Agreement with Mak Mera
Under the terms of the agreement with Mak Mera, James Bay has agreed to issue up to 6,500,000 shares in the Company; with 3,500,000 shares to be issued when the first definitive agreement for a Nigerian oil and gas project has been secured, and a further 3,000,000 shares to be issued once the cumulative oil and gas production reaches an average production rate of at least 1,500 BOE/D over a period of 60 days; or the projects reach a minimum P50 recoverable estimate of at least 50 million BOE as reflected by an independent third party report.
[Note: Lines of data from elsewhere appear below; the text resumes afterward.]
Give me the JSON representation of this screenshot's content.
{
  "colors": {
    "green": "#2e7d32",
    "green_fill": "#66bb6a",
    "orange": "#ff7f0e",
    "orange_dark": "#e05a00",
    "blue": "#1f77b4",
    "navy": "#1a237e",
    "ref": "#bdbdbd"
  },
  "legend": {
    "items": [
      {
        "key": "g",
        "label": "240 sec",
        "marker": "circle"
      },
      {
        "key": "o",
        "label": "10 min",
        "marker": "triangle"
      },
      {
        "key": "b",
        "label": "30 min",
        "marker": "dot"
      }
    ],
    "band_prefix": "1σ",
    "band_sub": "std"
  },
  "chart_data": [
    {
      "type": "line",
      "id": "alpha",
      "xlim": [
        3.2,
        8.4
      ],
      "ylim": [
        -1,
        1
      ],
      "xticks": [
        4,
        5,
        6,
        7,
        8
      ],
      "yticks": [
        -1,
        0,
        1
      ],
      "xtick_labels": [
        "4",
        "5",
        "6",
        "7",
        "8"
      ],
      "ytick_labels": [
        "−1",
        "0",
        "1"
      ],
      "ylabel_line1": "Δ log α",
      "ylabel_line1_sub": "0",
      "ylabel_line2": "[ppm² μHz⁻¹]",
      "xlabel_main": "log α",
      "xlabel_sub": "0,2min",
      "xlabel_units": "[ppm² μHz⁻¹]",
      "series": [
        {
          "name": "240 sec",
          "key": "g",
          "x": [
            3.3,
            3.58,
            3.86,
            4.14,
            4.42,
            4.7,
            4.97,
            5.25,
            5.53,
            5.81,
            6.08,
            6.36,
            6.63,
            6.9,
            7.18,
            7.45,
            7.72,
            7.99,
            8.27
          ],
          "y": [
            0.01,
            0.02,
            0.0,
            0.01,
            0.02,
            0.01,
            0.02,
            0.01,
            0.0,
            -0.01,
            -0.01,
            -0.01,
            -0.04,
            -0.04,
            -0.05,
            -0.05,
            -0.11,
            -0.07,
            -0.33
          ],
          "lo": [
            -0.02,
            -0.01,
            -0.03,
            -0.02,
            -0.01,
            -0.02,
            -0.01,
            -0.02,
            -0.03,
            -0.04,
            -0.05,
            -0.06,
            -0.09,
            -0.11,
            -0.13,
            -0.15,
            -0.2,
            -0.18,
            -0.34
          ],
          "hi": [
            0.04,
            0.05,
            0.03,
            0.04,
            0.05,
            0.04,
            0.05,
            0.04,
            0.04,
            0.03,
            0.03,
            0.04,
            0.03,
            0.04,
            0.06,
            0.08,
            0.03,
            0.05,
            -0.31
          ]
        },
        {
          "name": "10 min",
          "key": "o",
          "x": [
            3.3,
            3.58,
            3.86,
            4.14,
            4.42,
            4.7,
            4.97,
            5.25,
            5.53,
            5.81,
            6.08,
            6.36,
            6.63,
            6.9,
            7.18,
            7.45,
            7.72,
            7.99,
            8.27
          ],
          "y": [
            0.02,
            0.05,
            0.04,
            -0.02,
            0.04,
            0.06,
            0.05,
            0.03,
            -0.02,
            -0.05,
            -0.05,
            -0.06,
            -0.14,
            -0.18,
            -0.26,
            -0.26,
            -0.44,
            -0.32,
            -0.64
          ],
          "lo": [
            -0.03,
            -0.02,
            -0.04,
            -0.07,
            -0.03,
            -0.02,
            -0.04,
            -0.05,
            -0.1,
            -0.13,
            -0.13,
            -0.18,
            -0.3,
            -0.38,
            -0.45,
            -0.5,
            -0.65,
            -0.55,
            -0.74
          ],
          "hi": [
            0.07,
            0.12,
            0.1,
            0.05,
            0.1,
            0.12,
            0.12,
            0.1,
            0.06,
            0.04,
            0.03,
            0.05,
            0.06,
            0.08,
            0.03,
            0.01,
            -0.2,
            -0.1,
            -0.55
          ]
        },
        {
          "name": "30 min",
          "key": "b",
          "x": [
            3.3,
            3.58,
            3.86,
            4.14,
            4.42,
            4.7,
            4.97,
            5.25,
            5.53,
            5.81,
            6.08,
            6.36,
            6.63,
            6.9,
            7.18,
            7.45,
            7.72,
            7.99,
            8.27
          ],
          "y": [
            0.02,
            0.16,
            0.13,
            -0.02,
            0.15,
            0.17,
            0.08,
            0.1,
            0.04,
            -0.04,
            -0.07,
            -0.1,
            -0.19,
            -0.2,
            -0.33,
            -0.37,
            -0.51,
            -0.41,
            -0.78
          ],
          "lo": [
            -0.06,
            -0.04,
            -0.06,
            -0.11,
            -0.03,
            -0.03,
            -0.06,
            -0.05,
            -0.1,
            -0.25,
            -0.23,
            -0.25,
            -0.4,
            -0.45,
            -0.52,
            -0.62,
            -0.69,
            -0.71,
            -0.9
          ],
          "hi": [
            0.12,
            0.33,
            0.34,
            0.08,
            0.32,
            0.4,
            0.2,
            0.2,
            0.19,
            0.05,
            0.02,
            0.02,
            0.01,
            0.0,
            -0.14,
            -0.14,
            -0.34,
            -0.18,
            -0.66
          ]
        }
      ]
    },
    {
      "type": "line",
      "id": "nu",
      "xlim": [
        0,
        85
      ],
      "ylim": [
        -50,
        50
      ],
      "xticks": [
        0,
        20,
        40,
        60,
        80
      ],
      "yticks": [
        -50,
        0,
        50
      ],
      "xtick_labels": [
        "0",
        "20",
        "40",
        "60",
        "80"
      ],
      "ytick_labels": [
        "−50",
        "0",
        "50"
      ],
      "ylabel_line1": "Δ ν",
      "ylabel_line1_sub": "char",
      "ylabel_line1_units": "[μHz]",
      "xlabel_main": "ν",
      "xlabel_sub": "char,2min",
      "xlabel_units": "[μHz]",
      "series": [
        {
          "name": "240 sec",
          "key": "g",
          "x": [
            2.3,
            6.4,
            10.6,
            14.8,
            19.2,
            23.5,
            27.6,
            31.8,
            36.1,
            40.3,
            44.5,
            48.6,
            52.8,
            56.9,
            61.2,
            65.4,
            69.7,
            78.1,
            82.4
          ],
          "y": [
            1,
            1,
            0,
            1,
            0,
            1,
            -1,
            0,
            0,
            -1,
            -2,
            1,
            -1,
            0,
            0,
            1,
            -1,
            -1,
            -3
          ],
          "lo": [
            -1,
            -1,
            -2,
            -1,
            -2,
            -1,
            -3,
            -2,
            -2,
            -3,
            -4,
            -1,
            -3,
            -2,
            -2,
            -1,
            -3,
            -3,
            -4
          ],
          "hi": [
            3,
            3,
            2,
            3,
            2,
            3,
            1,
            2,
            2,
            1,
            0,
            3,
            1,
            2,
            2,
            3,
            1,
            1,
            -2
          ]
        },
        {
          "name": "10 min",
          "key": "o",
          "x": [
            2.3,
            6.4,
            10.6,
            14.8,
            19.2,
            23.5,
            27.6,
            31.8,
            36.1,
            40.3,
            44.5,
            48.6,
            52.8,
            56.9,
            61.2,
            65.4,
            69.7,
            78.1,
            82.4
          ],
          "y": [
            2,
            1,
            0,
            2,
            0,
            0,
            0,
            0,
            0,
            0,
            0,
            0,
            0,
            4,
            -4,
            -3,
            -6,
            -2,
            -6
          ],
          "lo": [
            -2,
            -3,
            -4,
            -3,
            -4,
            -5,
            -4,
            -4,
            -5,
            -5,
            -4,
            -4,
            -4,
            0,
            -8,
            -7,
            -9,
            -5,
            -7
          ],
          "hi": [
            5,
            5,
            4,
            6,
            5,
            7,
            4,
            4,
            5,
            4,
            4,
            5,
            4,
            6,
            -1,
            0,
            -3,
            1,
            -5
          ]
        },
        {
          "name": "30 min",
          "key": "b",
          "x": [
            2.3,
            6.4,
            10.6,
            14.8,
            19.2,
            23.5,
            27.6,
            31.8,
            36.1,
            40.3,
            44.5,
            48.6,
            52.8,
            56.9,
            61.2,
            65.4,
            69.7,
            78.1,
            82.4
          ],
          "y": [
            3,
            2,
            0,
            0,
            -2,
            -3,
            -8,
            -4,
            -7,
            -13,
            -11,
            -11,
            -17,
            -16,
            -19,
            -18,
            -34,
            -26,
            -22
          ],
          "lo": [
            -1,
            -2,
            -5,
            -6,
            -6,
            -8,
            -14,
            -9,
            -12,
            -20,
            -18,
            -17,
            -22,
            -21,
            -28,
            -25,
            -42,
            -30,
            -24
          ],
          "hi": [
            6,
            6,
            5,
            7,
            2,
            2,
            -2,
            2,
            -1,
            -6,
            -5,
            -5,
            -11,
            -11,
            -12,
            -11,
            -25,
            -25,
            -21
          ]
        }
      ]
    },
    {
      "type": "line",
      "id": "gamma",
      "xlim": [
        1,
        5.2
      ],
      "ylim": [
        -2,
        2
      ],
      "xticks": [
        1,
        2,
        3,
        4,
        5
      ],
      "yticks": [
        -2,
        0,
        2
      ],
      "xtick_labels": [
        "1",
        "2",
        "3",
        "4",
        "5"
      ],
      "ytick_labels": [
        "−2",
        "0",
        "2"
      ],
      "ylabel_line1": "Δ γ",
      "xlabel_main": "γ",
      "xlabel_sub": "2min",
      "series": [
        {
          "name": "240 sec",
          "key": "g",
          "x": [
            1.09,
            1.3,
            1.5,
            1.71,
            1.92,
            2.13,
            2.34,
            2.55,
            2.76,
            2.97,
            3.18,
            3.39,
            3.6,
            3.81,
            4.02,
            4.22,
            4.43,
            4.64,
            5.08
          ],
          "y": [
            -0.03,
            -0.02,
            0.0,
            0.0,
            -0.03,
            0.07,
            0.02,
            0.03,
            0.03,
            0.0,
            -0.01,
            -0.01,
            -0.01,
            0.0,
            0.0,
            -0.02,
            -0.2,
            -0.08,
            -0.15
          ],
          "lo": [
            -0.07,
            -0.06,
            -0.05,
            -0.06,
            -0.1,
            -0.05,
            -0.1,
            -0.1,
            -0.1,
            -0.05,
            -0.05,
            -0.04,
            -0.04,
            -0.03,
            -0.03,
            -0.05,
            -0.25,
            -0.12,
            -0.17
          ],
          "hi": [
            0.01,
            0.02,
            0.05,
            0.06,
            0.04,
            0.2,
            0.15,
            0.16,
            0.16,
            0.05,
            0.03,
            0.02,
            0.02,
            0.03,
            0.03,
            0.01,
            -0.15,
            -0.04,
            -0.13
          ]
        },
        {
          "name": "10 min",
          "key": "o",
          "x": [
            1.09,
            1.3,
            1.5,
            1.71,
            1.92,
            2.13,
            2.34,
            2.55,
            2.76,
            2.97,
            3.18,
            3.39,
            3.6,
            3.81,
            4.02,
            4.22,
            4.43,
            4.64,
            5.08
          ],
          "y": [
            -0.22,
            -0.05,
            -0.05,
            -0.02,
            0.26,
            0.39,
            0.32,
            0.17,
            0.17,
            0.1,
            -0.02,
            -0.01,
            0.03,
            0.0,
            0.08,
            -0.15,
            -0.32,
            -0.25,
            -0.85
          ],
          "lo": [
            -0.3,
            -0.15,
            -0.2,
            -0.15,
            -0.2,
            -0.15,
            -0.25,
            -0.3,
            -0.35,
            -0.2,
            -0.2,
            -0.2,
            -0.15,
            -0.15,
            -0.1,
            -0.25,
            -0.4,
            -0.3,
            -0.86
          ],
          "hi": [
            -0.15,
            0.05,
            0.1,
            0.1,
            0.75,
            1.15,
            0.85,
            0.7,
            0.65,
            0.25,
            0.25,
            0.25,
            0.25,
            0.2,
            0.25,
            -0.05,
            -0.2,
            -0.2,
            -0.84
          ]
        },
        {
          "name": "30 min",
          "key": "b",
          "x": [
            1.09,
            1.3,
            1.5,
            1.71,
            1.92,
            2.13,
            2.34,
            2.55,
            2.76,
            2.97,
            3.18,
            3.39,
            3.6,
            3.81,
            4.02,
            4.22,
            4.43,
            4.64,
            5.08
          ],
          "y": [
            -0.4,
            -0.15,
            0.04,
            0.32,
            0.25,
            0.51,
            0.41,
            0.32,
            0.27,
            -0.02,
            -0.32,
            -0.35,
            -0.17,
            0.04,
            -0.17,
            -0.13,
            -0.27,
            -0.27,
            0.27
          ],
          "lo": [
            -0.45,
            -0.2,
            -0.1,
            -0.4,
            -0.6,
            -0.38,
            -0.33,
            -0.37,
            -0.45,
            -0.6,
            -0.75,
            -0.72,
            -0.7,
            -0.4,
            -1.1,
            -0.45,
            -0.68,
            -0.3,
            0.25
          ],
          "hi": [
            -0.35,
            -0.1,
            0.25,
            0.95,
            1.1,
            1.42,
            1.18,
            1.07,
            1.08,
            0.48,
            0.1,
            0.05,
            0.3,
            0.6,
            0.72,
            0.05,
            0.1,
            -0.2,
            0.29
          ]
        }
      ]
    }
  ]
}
If a targeted oil and gas project is identified and secured by James Bay through this process, completion of the acquisition could represent a Change of Business under the TSX Venture Exchange policies. As a result, any such transaction would be subject to a number of conditions, including TSX Venture Exchange acceptance and if required shareholder approval. Note: BOEs may be misleading, particularly if used in isolation. A BOE conversion ratio of 6 Mcf: 1bbl is based on an energy equivalency conversion method primarily applicable at the burner tip and does not represent a value equivalency at the wellhead.
About James Bay Resources
James Bay is a well-financed Canadian resource company with 28,040,350 shares outstanding and trades on the TSX Venture Exchange under the symbol "JBR". Please visit the James Bay website at www.jamesbayresources.com.
Neither the TSX Venture Exchange nor its Regulation Services Provider (as that term is defined in the policies of the TSX Venture Exchange) accepts responsibility for the adequacy or accuracy of this release.